In late February, the Obama administration announced a number of actions designed to accelerate the development of precision medicine in the US, following the launch of the country’s dedicated Precision Medicine Initiative (PMI) launched last year. The announcement centered on the award of a number of PMI contracts involving collaborations between government agencies and the private sector, many of them focused on expanding the infrastructure for digital health. At the Whitehouse PMI Summit convened for the announcement, President Obama spoke to precision medicine’s potential to both reduce costs and improve care, suggesting that in future, there may be a role for the government to subsidise drugs effective in small populations.
The sentiment that precision medicine holds the potential to dramatically evolve healthcare is one echoed by many stakeholders, including most of the payers that we spoke to as part of our in-depth multi-client study, “Pathways to precision medicine: Navigating payer needs and healthcare systems through molecular diagnostics.” From the US to the UK and beyond, there is a general consensus that precision medicine will deliver value by increasing treatment options, improving actual outcomes, and indeed strengthening access.
At the same time, payers that we spoke to are very cognizant of the fact that with these improvements will come clear cost implications. The question as to whether and how quickly precision medicine will pay for itself is a little more complex.
In our conversations, some payers expressed the sentiment that the concept of precision medicine, particularly in oncology, has been abused in order to justify what they perceive as exorbitant pricing. This has led them to view the entire arena more skeptically, questioning to what extent existing and pipeline biomarkers positioned as being predictive truly differentiate high responders. In part, this reflects the emergence of data on the first generation of targeted therapies suggesting benefit in biomarker-negative patients. This belated discovery has occurred in HER2/neu-negative patients for trastuzumab in breast cancer, and EGFR-negative patients for cetuximab in metastatic colorectal cancer, for example.
By the same token, most payers see the greatest potential value in precision medicine in its ability to predict responders to high-cost therapies – as opposed to other applications of molecular diagnostics, such as in biomarker testing that monitors disease activity in response to therapy, or prognostic testing. This underscores the extent to which the existence of robust predictive biomarkers is likely to determine market access conditions in future.
The potential future cost savings resulting from precision medicine will hinge in part on the landscape for biomarker testing.

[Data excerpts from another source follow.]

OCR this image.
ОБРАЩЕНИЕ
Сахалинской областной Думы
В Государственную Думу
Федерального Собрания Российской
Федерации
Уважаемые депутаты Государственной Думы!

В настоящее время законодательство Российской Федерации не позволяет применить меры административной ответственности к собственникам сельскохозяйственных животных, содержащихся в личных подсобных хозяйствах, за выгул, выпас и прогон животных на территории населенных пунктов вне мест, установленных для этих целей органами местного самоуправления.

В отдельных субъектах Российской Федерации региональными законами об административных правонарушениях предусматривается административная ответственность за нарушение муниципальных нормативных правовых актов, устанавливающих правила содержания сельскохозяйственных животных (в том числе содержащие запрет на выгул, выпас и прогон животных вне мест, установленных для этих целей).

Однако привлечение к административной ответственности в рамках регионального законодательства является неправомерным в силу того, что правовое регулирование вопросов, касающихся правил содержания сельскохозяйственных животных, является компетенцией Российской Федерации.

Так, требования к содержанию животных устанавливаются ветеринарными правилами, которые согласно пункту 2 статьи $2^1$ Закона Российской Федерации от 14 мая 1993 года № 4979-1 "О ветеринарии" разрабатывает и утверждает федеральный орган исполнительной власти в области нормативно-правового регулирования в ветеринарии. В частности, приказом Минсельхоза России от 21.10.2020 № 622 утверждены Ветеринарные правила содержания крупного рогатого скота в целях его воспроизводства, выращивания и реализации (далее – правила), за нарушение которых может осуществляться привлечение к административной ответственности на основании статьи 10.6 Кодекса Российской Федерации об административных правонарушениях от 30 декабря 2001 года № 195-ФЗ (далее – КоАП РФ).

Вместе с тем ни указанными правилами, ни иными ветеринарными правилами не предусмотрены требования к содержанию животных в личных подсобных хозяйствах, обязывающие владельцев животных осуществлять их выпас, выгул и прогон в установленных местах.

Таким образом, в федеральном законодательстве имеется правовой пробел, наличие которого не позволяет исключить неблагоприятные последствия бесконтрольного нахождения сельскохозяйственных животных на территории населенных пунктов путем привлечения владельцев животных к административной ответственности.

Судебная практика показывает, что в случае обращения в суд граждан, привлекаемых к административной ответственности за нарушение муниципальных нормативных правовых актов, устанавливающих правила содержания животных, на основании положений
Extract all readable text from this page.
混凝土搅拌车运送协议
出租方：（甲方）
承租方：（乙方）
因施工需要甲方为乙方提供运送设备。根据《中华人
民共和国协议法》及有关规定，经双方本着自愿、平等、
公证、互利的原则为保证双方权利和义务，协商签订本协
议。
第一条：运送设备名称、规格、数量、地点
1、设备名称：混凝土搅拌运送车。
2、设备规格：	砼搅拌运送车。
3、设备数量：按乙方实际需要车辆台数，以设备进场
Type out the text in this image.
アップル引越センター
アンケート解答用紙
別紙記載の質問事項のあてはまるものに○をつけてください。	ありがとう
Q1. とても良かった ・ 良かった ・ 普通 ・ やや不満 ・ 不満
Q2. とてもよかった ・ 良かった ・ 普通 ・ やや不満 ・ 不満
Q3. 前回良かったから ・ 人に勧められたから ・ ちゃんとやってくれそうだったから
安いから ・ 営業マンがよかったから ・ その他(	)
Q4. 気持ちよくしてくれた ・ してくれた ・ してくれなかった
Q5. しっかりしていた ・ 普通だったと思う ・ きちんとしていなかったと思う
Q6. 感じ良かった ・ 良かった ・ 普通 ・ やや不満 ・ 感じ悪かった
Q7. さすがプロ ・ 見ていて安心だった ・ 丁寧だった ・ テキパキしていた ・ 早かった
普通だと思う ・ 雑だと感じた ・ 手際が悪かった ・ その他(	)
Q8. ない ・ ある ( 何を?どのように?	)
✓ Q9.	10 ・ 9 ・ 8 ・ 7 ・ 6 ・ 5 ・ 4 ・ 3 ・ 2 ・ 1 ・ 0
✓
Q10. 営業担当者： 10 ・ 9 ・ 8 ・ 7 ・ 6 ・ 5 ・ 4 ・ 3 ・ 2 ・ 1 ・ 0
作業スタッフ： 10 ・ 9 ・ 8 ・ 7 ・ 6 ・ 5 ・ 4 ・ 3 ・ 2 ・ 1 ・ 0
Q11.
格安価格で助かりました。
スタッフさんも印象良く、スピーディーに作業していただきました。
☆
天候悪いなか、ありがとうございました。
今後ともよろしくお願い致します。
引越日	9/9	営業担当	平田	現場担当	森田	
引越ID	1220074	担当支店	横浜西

The first generation of targeted therapies have generally relied on the “one-drug, one-test” model, requiring healthcare systems to absorb multiple testing platforms. Over time, laboratories have integrated common biomarkers into their own panels where possible, helping to contain costs. In a number of countries, however, it is still routine for manufacturers to subsidize the costs of biomarker testing associated with their targeted therapies.
We have also seen market entry of multi-gene panel testing, facilitated by the rise of next-generation sequencing (NGS). Payers commonly express their anxieties in this arena, focused first and foremost on the potential onslaught of incidental findings – in other words, mutations of unknown significance and hence lack of actionability – associated with testing across a large selection of genes. In the US, the fact that the American College of Medical Genetics and Genomics has recommended that all labs conducting genome sequencing analyse and report any incidental findings from a published list of 56 genes has added to payer concerns. The payer fear is that reporting of this information will cause patients psychological distress and trigger multiple rounds of follow-up testing, with the attendant cost implications.
Ironically, multi-gene testing – given their desire to move on from the expensive and impractical one-drug, one-test model – is also where many payers see the most value in precision medicine, indicating a potential “catch-22” characterising the landscape for molecular diagnostics.
Many US payers have responded to the emergence of NGS and panel testing with the formulation of coverage policies declaring these tests to be investigational and hence not eligible for reimbursement. Among those payers who are early adopters of panel testing, there is a great deal of uncertainty surrounding the clinical utility of these technologies. As a result, where they have chosen to cover panel tests, payers have restricted usage to narrow population groups. Eligible patients are typically those with late-stage disease who have failed all standard treatment options.
Part and parcel of the challenge is how to actually demonstrate clinical utility from a methodological standpoint. In the UK, some payers anticipate that these diagnostics will be evaluated on an integrated technology basis, as opposed to focusing on characterisation at the individual marker level. This is in contrast to some of their counterparts at certain health plans in the US, who have formulated coverage policies specifying that analytical and clinical validity are in theory required for each biomarker and indication.
What is clear is that healthcare systems are gradually evolving to align themselves around the concept of precision medicine. How exactly it will become entrenched, and how quickly it will lead to cost savings, are less clear. In the meantime, the field is associated with a variety of opportunities depending on the particular application of molecular diagnostics, with receptivity to and market access pathways for particular technologies varying by country and healthcare system.